Performance poetry
used to be poetry
that happened to perform.
Now it’s perform —
and we’ve misplaced the poetry.
A parade of over-enunciated existentialism,
three limp thoughts in a trench coat
masquerading as Shakespeare on acid —
folded hands, gasping mouths,
necks twitching like broken puppets
cracking syllables like eggs
only to scramble them
into a pan of theatrical vomit.
They call it art.
I call it amateur drama club
on open mic steroids.
See —
poetry died the day
we clapped louder for melodrama
than we did for memorability.
The circus came to town
and brought with it
a congregation of clowns —
self-diagnosed deep thinkers
trying to cram revelation
into advertised self-loathing
and convenient activism disguised as revolution.
You know the type.
The ones who say “hegemonic”
in a piece about class divide —
as if a four-syllable word
could buy bread
or break caste.
The kind who quote Sylvia Plath and Karl Marx in the same breath
between sips of overpriced coffee
without once spelling caste
with a capital C —
or conscience.
And now —
poetry’s more vanilla
than sex in a decade-old marriage.
No one names the rot.
No one names the rot.
They’d rather cry-baby
about their privileged boredom,
whine poetic
about the inefficiencies
of their rather dull,
rotting intelligences—
than dare to think.
Than dare to write.
They pile together
basic-ass lame words
into sentenced stanzas,
and call it verse.
Narcissism disguised as
self-love therapy
is now poetic practice.
Although,
an actual poet
would sledgehammer your face before calling this poetry.
And an actual therapist?
Would self-immolate
before prescribing your poems as healing.

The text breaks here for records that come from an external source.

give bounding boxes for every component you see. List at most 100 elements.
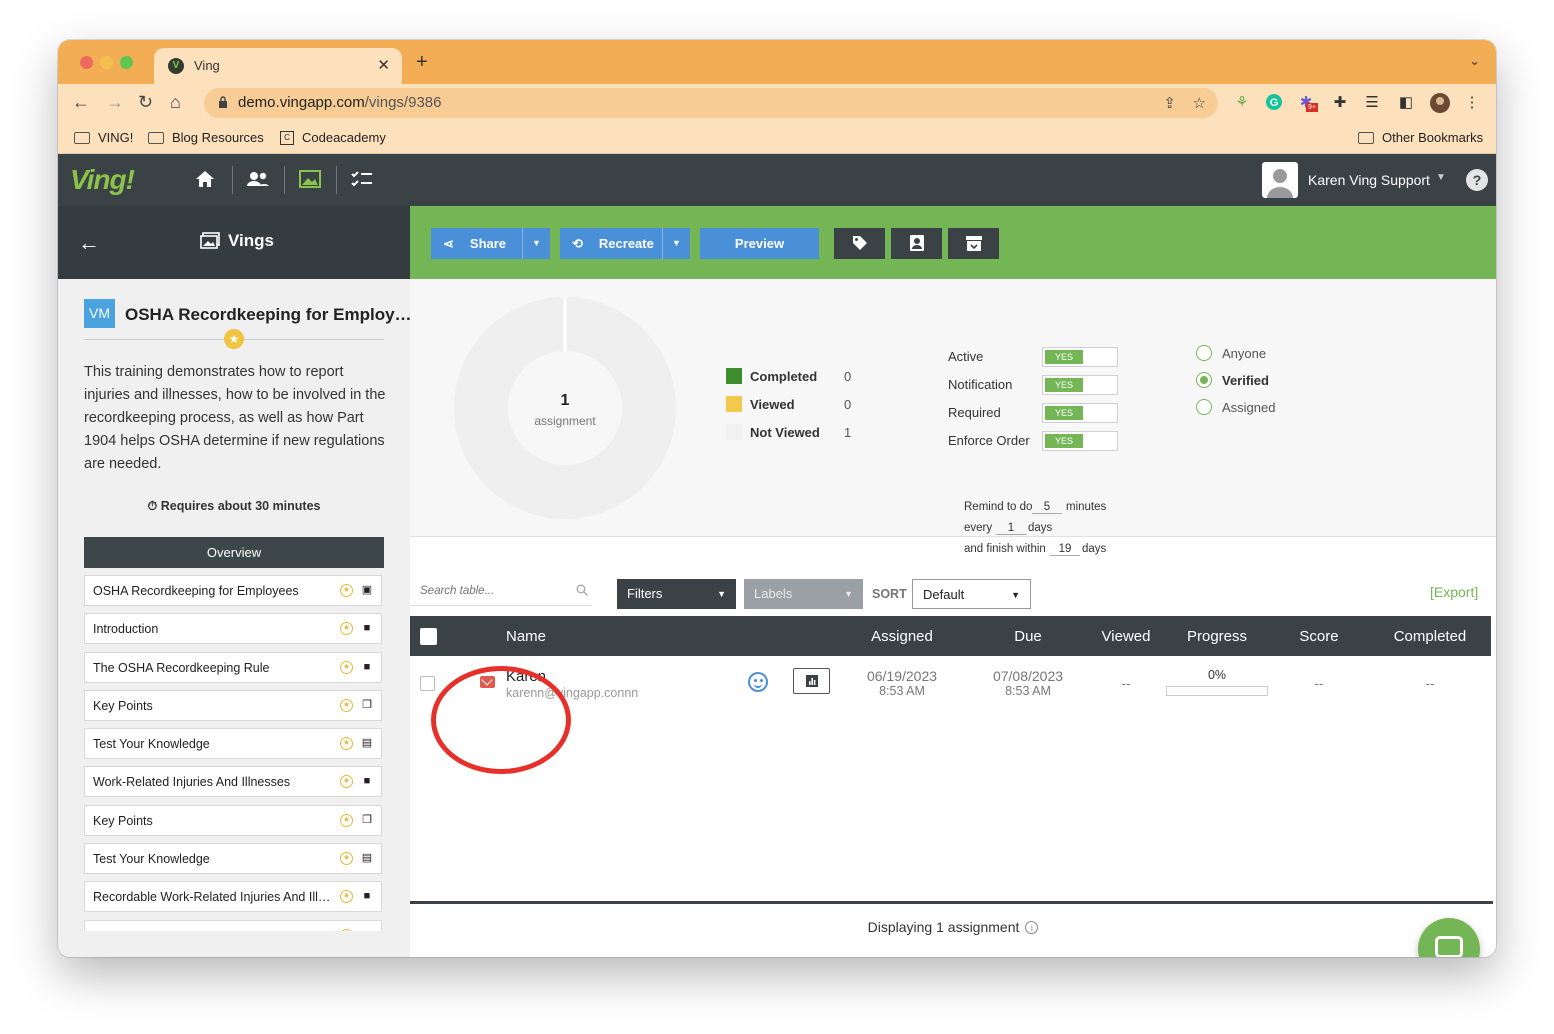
chevron-down-icon[interactable]: ▼ bbox=[1436, 172, 1446, 183]
content-item[interactable]: Test Your Knowledge ★ ▤ bbox=[84, 843, 382, 875]
report-button[interactable] bbox=[793, 668, 830, 694]
back-icon[interactable]: ← bbox=[72, 92, 90, 112]
star-outline-icon[interactable]: ★ bbox=[340, 890, 353, 904]
content-item[interactable]: Introduction ★ ■ bbox=[84, 613, 382, 645]
people-nav-icon[interactable] bbox=[246, 168, 270, 192]
export-link[interactable]: [Export] bbox=[1430, 584, 1478, 600]
recreate-dropdown-caret-icon[interactable]: ▼ bbox=[662, 228, 690, 259]
recreate-button[interactable]: ⟲ Recreate ▼ bbox=[560, 228, 690, 259]
close-window-button[interactable] bbox=[80, 56, 93, 69]
content-item[interactable]: Test Your Knowledge ★ ▤ bbox=[84, 728, 382, 760]
content-item[interactable]: Key Points ★ ❐ bbox=[84, 804, 382, 836]
home-icon[interactable]: ⌂ bbox=[170, 92, 181, 112]
smiley-face-icon[interactable] bbox=[748, 672, 768, 692]
table-row[interactable]: Karen karenn@vingapp.connn 06/19/2023 8:… bbox=[410, 656, 1491, 716]
star-outline-icon[interactable]: ★ bbox=[340, 660, 353, 674]
minimize-window-button[interactable] bbox=[100, 56, 113, 69]
column-progress[interactable]: Progress bbox=[1166, 628, 1268, 645]
share-dropdown-caret-icon[interactable]: ▼ bbox=[522, 228, 550, 259]
star-outline-icon[interactable]: ★ bbox=[340, 584, 353, 597]
profile-avatar[interactable] bbox=[1430, 93, 1450, 113]
extension-icon[interactable]: ⚘ bbox=[1232, 93, 1252, 113]
star-outline-icon[interactable]: ★ bbox=[340, 928, 353, 931]
sort-select[interactable]: Default ▼ bbox=[912, 579, 1031, 609]
star-outline-icon[interactable]: ★ bbox=[340, 698, 353, 712]
help-icon[interactable]: ? bbox=[1466, 169, 1488, 191]
vings-image-nav-icon[interactable] bbox=[298, 168, 322, 192]
option-toggle[interactable]: YES bbox=[1042, 375, 1118, 395]
option-toggle[interactable]: YES bbox=[1042, 347, 1118, 367]
column-assigned[interactable]: Assigned bbox=[842, 628, 962, 645]
content-item[interactable]: The OSHA Recordkeeping Rule ★ ■ bbox=[84, 651, 382, 683]
browser-menu-icon[interactable]: ⋮ bbox=[1462, 93, 1482, 113]
content-item[interactable]: Work-Related Injuries And Illnesses ★ ■ bbox=[84, 766, 382, 798]
back-arrow-icon[interactable]: ← bbox=[78, 230, 100, 256]
content-item[interactable]: Recordable Work-Related Injuries And Ill… bbox=[84, 881, 382, 913]
browser-window: V Ving ✕ + ⌄ ← → ↻ ⌂ demo.vingapp.com/vi… bbox=[58, 40, 1496, 957]
forward-icon[interactable]: → bbox=[106, 92, 124, 112]
visibility-option[interactable]: Assigned bbox=[1196, 399, 1275, 415]
option-toggle[interactable]: YES bbox=[1042, 403, 1118, 423]
finish-days-value[interactable]: 19 bbox=[1050, 543, 1080, 556]
every-days-value[interactable]: 1 bbox=[996, 522, 1026, 535]
search-table[interactable] bbox=[410, 578, 592, 606]
home-nav-icon[interactable] bbox=[194, 168, 216, 192]
option-toggle[interactable]: YES bbox=[1042, 431, 1118, 451]
column-viewed[interactable]: Viewed bbox=[1086, 628, 1166, 645]
labels-dropdown[interactable]: Labels ▼ bbox=[744, 579, 863, 609]
address-bar[interactable]: demo.vingapp.com/vings/9386 ⇪ ☆ bbox=[204, 88, 1218, 118]
visibility-option[interactable]: Anyone bbox=[1196, 345, 1266, 361]
maximize-window-button[interactable] bbox=[120, 56, 133, 69]
radio-button[interactable] bbox=[1196, 372, 1212, 388]
star-outline-icon[interactable]: ★ bbox=[340, 813, 353, 827]
bookmark-star-icon[interactable]: ☆ bbox=[1193, 94, 1206, 112]
bookmark-ving[interactable]: VING! bbox=[74, 130, 133, 145]
every-unit: days bbox=[1028, 522, 1053, 534]
other-bookmarks[interactable]: Other Bookmarks bbox=[1358, 130, 1483, 145]
tab-close-icon[interactable]: ✕ bbox=[377, 56, 390, 74]
side-panel-icon[interactable]: ◧ bbox=[1396, 93, 1416, 113]
filters-dropdown[interactable]: Filters ▼ bbox=[617, 579, 736, 609]
content-item[interactable]: OSHA Recordkeeping for Employees ★ ▣ bbox=[84, 575, 382, 606]
reload-icon[interactable]: ↻ bbox=[138, 92, 153, 112]
bookmark-blog-resources[interactable]: Blog Resources bbox=[148, 130, 264, 145]
remind-minutes-value[interactable]: 5 bbox=[1032, 501, 1062, 514]
checklist-nav-icon[interactable] bbox=[350, 168, 374, 192]
new-tab-icon[interactable]: + bbox=[416, 51, 428, 74]
star-outline-icon[interactable]: ★ bbox=[340, 852, 353, 866]
puzzle-extensions-icon[interactable]: ✚ bbox=[1330, 93, 1350, 113]
select-all-checkbox[interactable] bbox=[420, 628, 437, 645]
star-outline-icon[interactable]: ★ bbox=[340, 775, 353, 789]
radio-button[interactable] bbox=[1196, 399, 1212, 415]
content-item[interactable]: Key Points ★ ❐ bbox=[84, 689, 382, 721]
content-item[interactable]: ★■ bbox=[84, 919, 382, 931]
star-outline-icon[interactable]: ★ bbox=[340, 622, 353, 636]
column-score[interactable]: Score bbox=[1279, 628, 1359, 645]
row-checkbox[interactable] bbox=[420, 676, 435, 691]
bookmark-codeacademy[interactable]: C Codeacademy bbox=[280, 130, 386, 145]
tag-icon[interactable] bbox=[834, 228, 885, 259]
visibility-option[interactable]: Verified bbox=[1196, 372, 1269, 388]
star-outline-icon[interactable]: ★ bbox=[340, 737, 353, 751]
ving-logo[interactable]: Ving! bbox=[70, 164, 135, 196]
user-name[interactable]: Karen Ving Support bbox=[1308, 172, 1430, 188]
user-avatar[interactable] bbox=[1262, 162, 1298, 198]
preview-button[interactable]: Preview bbox=[700, 228, 819, 259]
share-button[interactable]: ⋖ Share ▼ bbox=[431, 228, 550, 259]
column-due[interactable]: Due bbox=[968, 628, 1088, 645]
overview-button[interactable]: Overview bbox=[84, 537, 384, 568]
star-icon[interactable]: ★ bbox=[224, 329, 244, 349]
share-page-icon[interactable]: ⇪ bbox=[1163, 94, 1176, 112]
search-input[interactable] bbox=[420, 585, 570, 597]
radio-button[interactable] bbox=[1196, 345, 1212, 361]
info-icon[interactable]: i bbox=[1025, 921, 1039, 934]
column-completed[interactable]: Completed bbox=[1380, 628, 1480, 645]
contact-card-icon[interactable] bbox=[891, 228, 942, 259]
reading-list-icon[interactable]: ☰ bbox=[1362, 93, 1382, 113]
extension-badge-icon[interactable]: ✱9+ bbox=[1296, 93, 1318, 113]
column-name[interactable]: Name bbox=[506, 628, 546, 645]
archive-icon[interactable] bbox=[948, 228, 999, 259]
grammarly-icon[interactable]: G bbox=[1264, 93, 1284, 113]
tab-search-chevron-icon[interactable]: ⌄ bbox=[1469, 53, 1480, 69]
browser-tab[interactable]: V Ving ✕ bbox=[154, 48, 402, 84]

Say “dark thoughts” enough times
in the prelude and in the poem,
and you think you’ve earned
your depression badge.
Without a hint of thought.
Without a drop of blood.
As if
actual poets didn’t already
bleed more birthing a verse
than you’ve ever lived
in your lucidity.
They package pain in punchlines,
wrap trauma in inexpensive ovations,
sell scars for affordable applauses.
And the audience?
Buffoons.
Sophisticated buffoons.
Praising slapstick as subtlety,
volume as truth,
gesture as genius.
This isn’t poetry.
It’s bad theatre at best.
A case study in how not to poetry.
And as I sit in this dim-lit dingy corner
of overbaked angst and misfired metaphors,
I light a cigarette —
hold it upright like an incense stick
to the altar of the poetry you've freshly killed.